This is due to a readability issue. You see, normally you follow an order of significance: first you do powers, then you do multiplications, then additions (and the inverse of each happens at the same time, and goes from left to right).

In the first case, you got (-4 * x)^0

Well anything to the power of 0 = 1 so clearly this equation is: (-4 * x)^0 = 1

In the second case, you got -4 * x ^0

The way this must be read is doing the powers first, so we get -4 * 1

This then multiplies and gives us: -4 * x ^0 = -4

Remember: it never hurts to use more parenthesies if you really want to make it clear what order you meant.
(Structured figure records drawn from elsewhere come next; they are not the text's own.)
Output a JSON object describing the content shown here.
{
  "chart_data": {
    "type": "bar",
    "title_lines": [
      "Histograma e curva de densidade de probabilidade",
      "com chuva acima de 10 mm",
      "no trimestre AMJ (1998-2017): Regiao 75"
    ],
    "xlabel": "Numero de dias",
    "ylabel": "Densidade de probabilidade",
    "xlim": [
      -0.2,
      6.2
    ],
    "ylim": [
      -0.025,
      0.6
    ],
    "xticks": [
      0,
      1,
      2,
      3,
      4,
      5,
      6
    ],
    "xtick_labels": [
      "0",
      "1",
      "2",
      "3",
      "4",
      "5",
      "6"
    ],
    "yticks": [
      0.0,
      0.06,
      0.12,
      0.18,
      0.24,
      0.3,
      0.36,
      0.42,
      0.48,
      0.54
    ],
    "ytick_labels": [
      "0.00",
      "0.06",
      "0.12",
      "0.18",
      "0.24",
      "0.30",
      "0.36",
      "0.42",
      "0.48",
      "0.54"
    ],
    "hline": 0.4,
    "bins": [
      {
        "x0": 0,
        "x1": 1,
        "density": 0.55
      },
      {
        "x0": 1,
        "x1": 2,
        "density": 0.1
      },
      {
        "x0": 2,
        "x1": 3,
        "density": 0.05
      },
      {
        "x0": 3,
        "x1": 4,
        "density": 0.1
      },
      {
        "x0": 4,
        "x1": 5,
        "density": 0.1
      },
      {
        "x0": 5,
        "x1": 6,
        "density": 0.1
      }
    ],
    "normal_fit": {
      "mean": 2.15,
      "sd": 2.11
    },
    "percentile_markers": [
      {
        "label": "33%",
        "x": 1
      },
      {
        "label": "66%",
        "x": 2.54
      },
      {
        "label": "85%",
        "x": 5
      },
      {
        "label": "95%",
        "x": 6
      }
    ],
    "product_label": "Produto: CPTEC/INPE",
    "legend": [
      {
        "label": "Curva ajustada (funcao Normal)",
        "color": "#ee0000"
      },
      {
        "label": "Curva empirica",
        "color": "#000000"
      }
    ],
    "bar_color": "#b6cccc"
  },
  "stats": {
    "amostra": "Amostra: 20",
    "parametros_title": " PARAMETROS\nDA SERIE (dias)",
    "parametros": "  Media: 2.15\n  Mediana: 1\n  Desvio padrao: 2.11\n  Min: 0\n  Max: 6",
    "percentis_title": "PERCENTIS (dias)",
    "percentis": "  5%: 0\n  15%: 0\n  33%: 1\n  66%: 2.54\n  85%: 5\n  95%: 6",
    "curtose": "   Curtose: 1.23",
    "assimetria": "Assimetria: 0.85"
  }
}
It's important to make sure the equation is easy to read.

Jul 7, 2015
#2
+20831
+10

Explain why (–4x)^0 = 1, but –4x^0 = –4.

I. (–4x)^0 = 1

$$1=\dfrac{(-4x)^1}{(-4x)^1}=(-4x)^1\cdot (-4x)^{-1}=(-4x)^{1-1}=(-4x)^0$$

II. –4x^0 = –4

$$-4 = -4\cdot 1 = -4 \cdot \dfrac { x^1 } { x^1 } = -4 \cdot x^1 \cdot x^{-1} = -4 \cdot x^{1-1} = -4 \cdot x^0$$

heureka Jul 7, 2015